Bottom line, with each new advancement, you have fewer and fewer reasons to fine-tune. In the past year, the cost of using MaaS has reduced significantly while the cost to self-host an LLM has roughly remained the same.

Here is another interesting answer to the same question: Should you fine-tune an LLM or just do prompt engineering?

The Future!

Continuing with our analogy of programming, as you become a more experienced programmer, two things happen:

  1. You need less context know to solve a problem because you have already seen something similar in the past.
  2. You can easily pick up a new framework, tool, or even a complete programming language with just a few examples or YT videos.

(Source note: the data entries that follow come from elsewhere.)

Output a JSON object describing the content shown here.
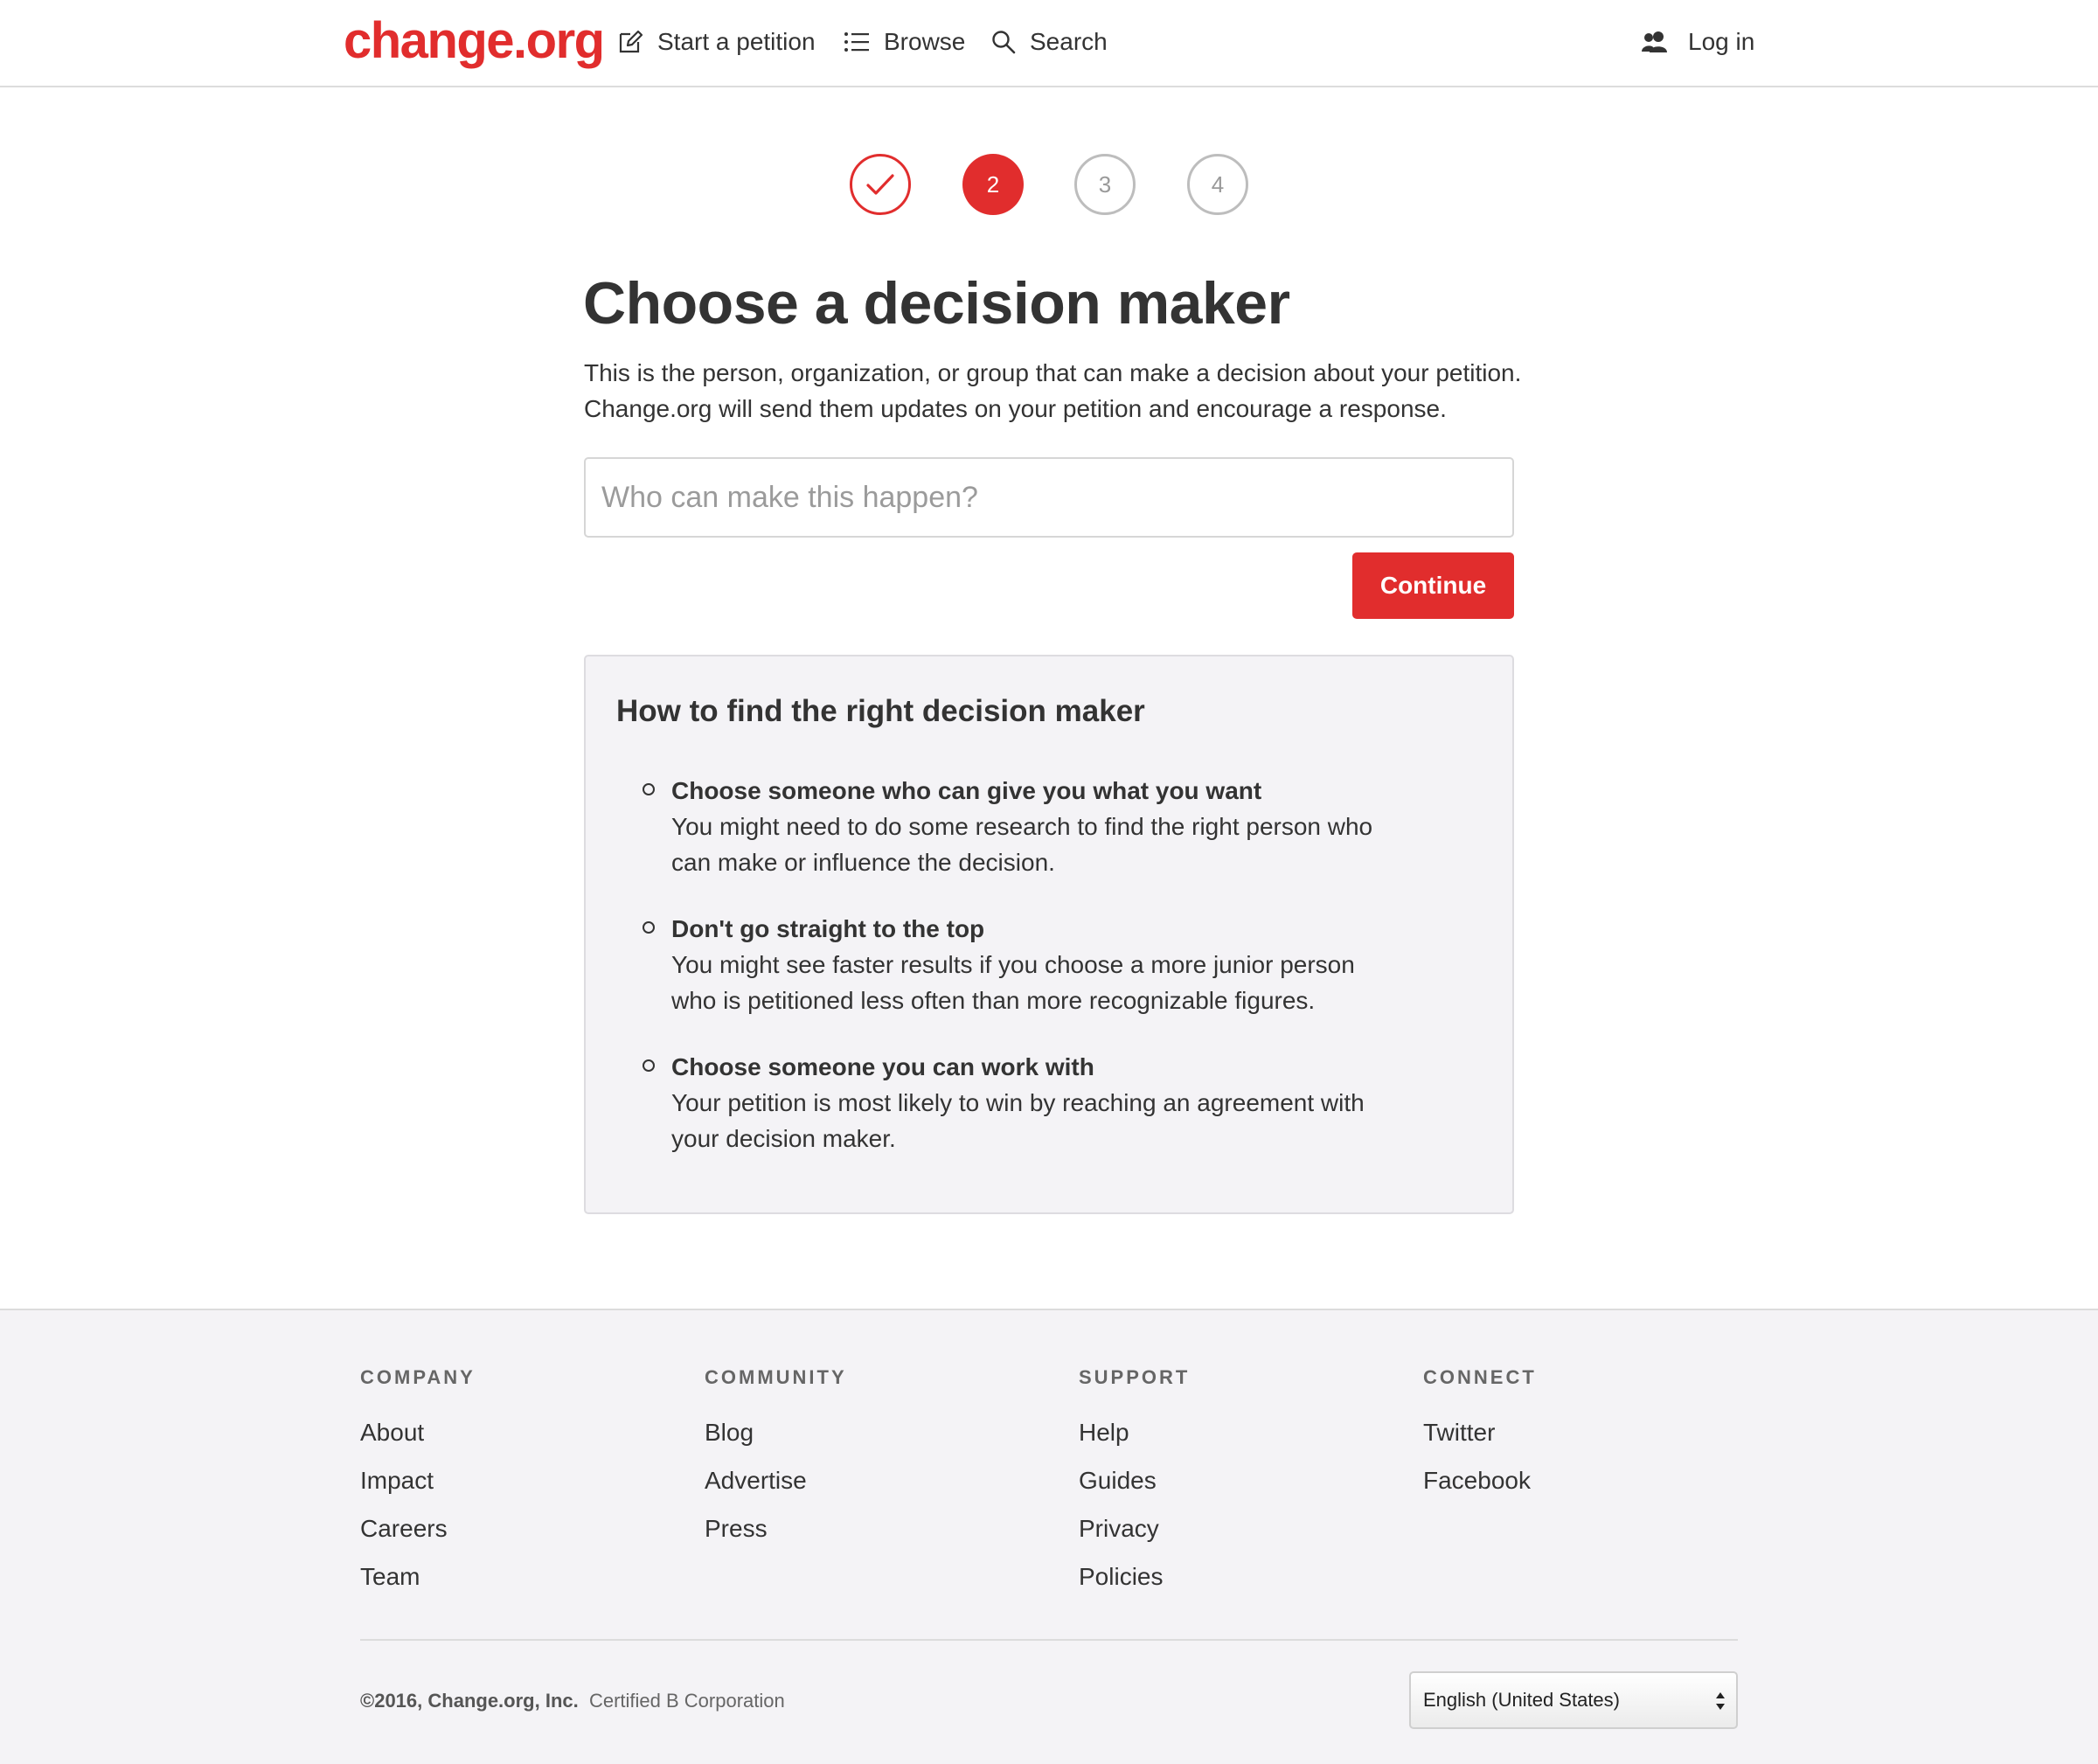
{
  "header": {
    "logo": "change.org",
    "nav": {
      "start_petition": "Start a petition",
      "browse": "Browse",
      "search": "Search",
      "login": "Log in"
    }
  },
  "steps": {
    "current": 2,
    "items": [
      "✓",
      "2",
      "3",
      "4"
    ]
  },
  "main": {
    "title": "Choose a decision maker",
    "intro_line1": "This is the person, organization, or group that can make a decision about your petition.",
    "intro_line2": "Change.org will send them updates on your petition and encourage a response.",
    "input_placeholder": "Who can make this happen?",
    "input_value": "",
    "continue_label": "Continue"
  },
  "tips": {
    "title": "How to find the right decision maker",
    "items": [
      {
        "heading": "Choose someone who can give you what you want",
        "body": "You might need to do some research to find the right person who can make or influence the decision."
      },
      {
        "heading": "Don't go straight to the top",
        "body": "You might see faster results if you choose a more junior person who is petitioned less often than more recognizable figures."
      },
      {
        "heading": "Choose someone you can work with",
        "body": "Your petition is most likely to win by reaching an agreement with your decision maker."
      }
    ]
  },
  "footer": {
    "columns": [
      {
        "heading": "COMPANY",
        "links": [
          "About",
          "Impact",
          "Careers",
          "Team"
        ]
      },
      {
        "heading": "COMMUNITY",
        "links": [
          "Blog",
          "Advertise",
          "Press"
        ]
      },
      {
        "heading": "SUPPORT",
        "links": [
          "Help",
          "Guides",
          "Privacy",
          "Policies"
        ]
      },
      {
        "heading": "CONNECT",
        "links": [
          "Twitter",
          "Facebook"
        ]
      }
    ],
    "copyright": "©2016, Change.org, Inc.",
    "certified": "Certified B Corporation",
    "language": "English (United States)"
  },
  "colors": {
    "brand_red": "#e12d2d",
    "text": "#333333",
    "footer_bg": "#f4f3f6"
  },
  "icons": {
    "start_petition": "edit-icon",
    "browse": "list-icon",
    "search": "search-icon",
    "login": "users-icon",
    "step_done": "check-icon"
  }
}
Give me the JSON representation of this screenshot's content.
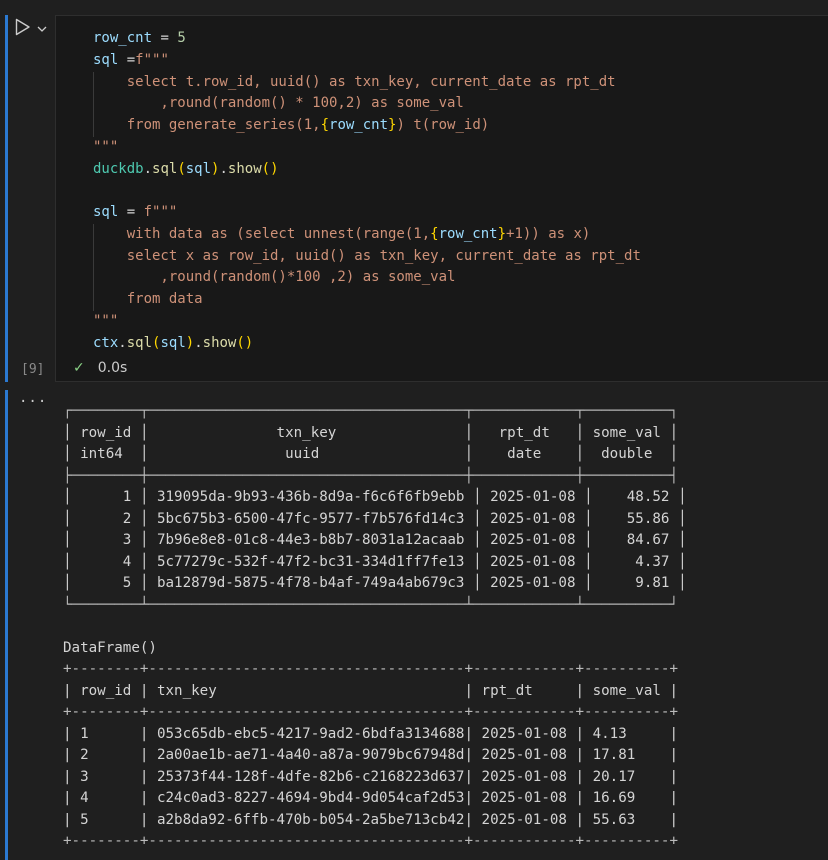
{
  "cell": {
    "execution_count": "[9]",
    "status_time": "0.0s",
    "code_lines": [
      {
        "indent": 0,
        "tokens": [
          {
            "t": "row_cnt",
            "c": "var"
          },
          {
            "t": " = ",
            "c": "op"
          },
          {
            "t": "5",
            "c": "num"
          }
        ]
      },
      {
        "indent": 0,
        "tokens": [
          {
            "t": "sql",
            "c": "var"
          },
          {
            "t": " =",
            "c": "op"
          },
          {
            "t": "f\"\"\"",
            "c": "str"
          }
        ]
      },
      {
        "indent": 1,
        "tokens": [
          {
            "t": "    select t.row_id, uuid() as txn_key, current_date as rpt_dt",
            "c": "str"
          }
        ]
      },
      {
        "indent": 1,
        "tokens": [
          {
            "t": "        ,round(random() * 100,2) as some_val",
            "c": "str"
          }
        ]
      },
      {
        "indent": 1,
        "tokens": [
          {
            "t": "    from generate_series(1,",
            "c": "str"
          },
          {
            "t": "{",
            "c": "brace"
          },
          {
            "t": "row_cnt",
            "c": "var"
          },
          {
            "t": "}",
            "c": "brace"
          },
          {
            "t": ") t(row_id)",
            "c": "str"
          }
        ]
      },
      {
        "indent": 0,
        "tokens": [
          {
            "t": "\"\"\"",
            "c": "str"
          }
        ]
      },
      {
        "indent": 0,
        "tokens": [
          {
            "t": "duckdb",
            "c": "fn"
          },
          {
            "t": ".",
            "c": "op"
          },
          {
            "t": "sql",
            "c": "call"
          },
          {
            "t": "(",
            "c": "brace"
          },
          {
            "t": "sql",
            "c": "var"
          },
          {
            "t": ")",
            "c": "brace"
          },
          {
            "t": ".",
            "c": "op"
          },
          {
            "t": "show",
            "c": "call"
          },
          {
            "t": "()",
            "c": "brace"
          }
        ]
      },
      {
        "indent": 0,
        "tokens": []
      },
      {
        "indent": 0,
        "tokens": [
          {
            "t": "sql",
            "c": "var"
          },
          {
            "t": " = ",
            "c": "op"
          },
          {
            "t": "f\"\"\"",
            "c": "str"
          }
        ]
      },
      {
        "indent": 1,
        "tokens": [
          {
            "t": "    with data as (select unnest(range(1,",
            "c": "str"
          },
          {
            "t": "{",
            "c": "brace"
          },
          {
            "t": "row_cnt",
            "c": "var"
          },
          {
            "t": "}",
            "c": "brace"
          },
          {
            "t": "+1)) as x)",
            "c": "str"
          }
        ]
      },
      {
        "indent": 1,
        "tokens": [
          {
            "t": "    select x as row_id, uuid() as txn_key, current_date as rpt_dt",
            "c": "str"
          }
        ]
      },
      {
        "indent": 1,
        "tokens": [
          {
            "t": "        ,round(random()*100 ,2) as some_val",
            "c": "str"
          }
        ]
      },
      {
        "indent": 1,
        "tokens": [
          {
            "t": "    from data",
            "c": "str"
          }
        ]
      },
      {
        "indent": 0,
        "tokens": [
          {
            "t": "\"\"\"",
            "c": "str"
          }
        ]
      },
      {
        "indent": 0,
        "tokens": [
          {
            "t": "ctx",
            "c": "var"
          },
          {
            "t": ".",
            "c": "op"
          },
          {
            "t": "sql",
            "c": "call"
          },
          {
            "t": "(",
            "c": "brace"
          },
          {
            "t": "sql",
            "c": "var"
          },
          {
            "t": ")",
            "c": "brace"
          },
          {
            "t": ".",
            "c": "op"
          },
          {
            "t": "show",
            "c": "call"
          },
          {
            "t": "()",
            "c": "brace"
          }
        ]
      }
    ]
  },
  "output": {
    "ellipsis": "···",
    "duckdb_table": {
      "columns": [
        {
          "name": "row_id",
          "type": "int64"
        },
        {
          "name": "txn_key",
          "type": "uuid"
        },
        {
          "name": "rpt_dt",
          "type": "date"
        },
        {
          "name": "some_val",
          "type": "double"
        }
      ],
      "rows": [
        [
          "1",
          "319095da-9b93-436b-8d9a-f6c6f6fb9ebb",
          "2025-01-08",
          "48.52"
        ],
        [
          "2",
          "5bc675b3-6500-47fc-9577-f7b576fd14c3",
          "2025-01-08",
          "55.86"
        ],
        [
          "3",
          "7b96e8e8-01c8-44e3-b8b7-8031a12acaab",
          "2025-01-08",
          "84.67"
        ],
        [
          "4",
          "5c77279c-532f-47f2-bc31-334d1ff7fe13",
          "2025-01-08",
          "4.37"
        ],
        [
          "5",
          "ba12879d-5875-4f78-b4af-749a4ab679c3",
          "2025-01-08",
          "9.81"
        ]
      ]
    },
    "dataframe_label": "DataFrame()",
    "dataframe_table": {
      "columns": [
        "row_id",
        "txn_key",
        "rpt_dt",
        "some_val"
      ],
      "rows": [
        [
          "1",
          "053c65db-ebc5-4217-9ad2-6bdfa3134688",
          "2025-01-08",
          "4.13"
        ],
        [
          "2",
          "2a00ae1b-ae71-4a40-a87a-9079bc67948d",
          "2025-01-08",
          "17.81"
        ],
        [
          "3",
          "25373f44-128f-4dfe-82b6-c2168223d637",
          "2025-01-08",
          "20.17"
        ],
        [
          "4",
          "c24c0ad3-8227-4694-9bd4-9d054caf2d53",
          "2025-01-08",
          "16.69"
        ],
        [
          "5",
          "a2b8da92-6ffb-470b-b054-2a5be713cb42",
          "2025-01-08",
          "55.63"
        ]
      ]
    }
  }
}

In the case of LLMs, an experienced programmer is like a very large LLM general model, such as GPT-4 or Claude 3 Opus, trained on trillions of tokens. These models are exceptionally good at following instructions and can quickly adapt by simply changing the prompt or adding one-shot or few-shot examples. Additionally, adding RAG can significantly enhance performance. Even for complex tasks, like speaking a new language, adding a few pages of relevant text to the context can be sufficient.

Summary

So, to answer the question, is fine-tuning dead? Absolutely not! It has its place, use cases, and reasons to exist, much like COBOL developers and assembly programming continue to play crucial roles even today.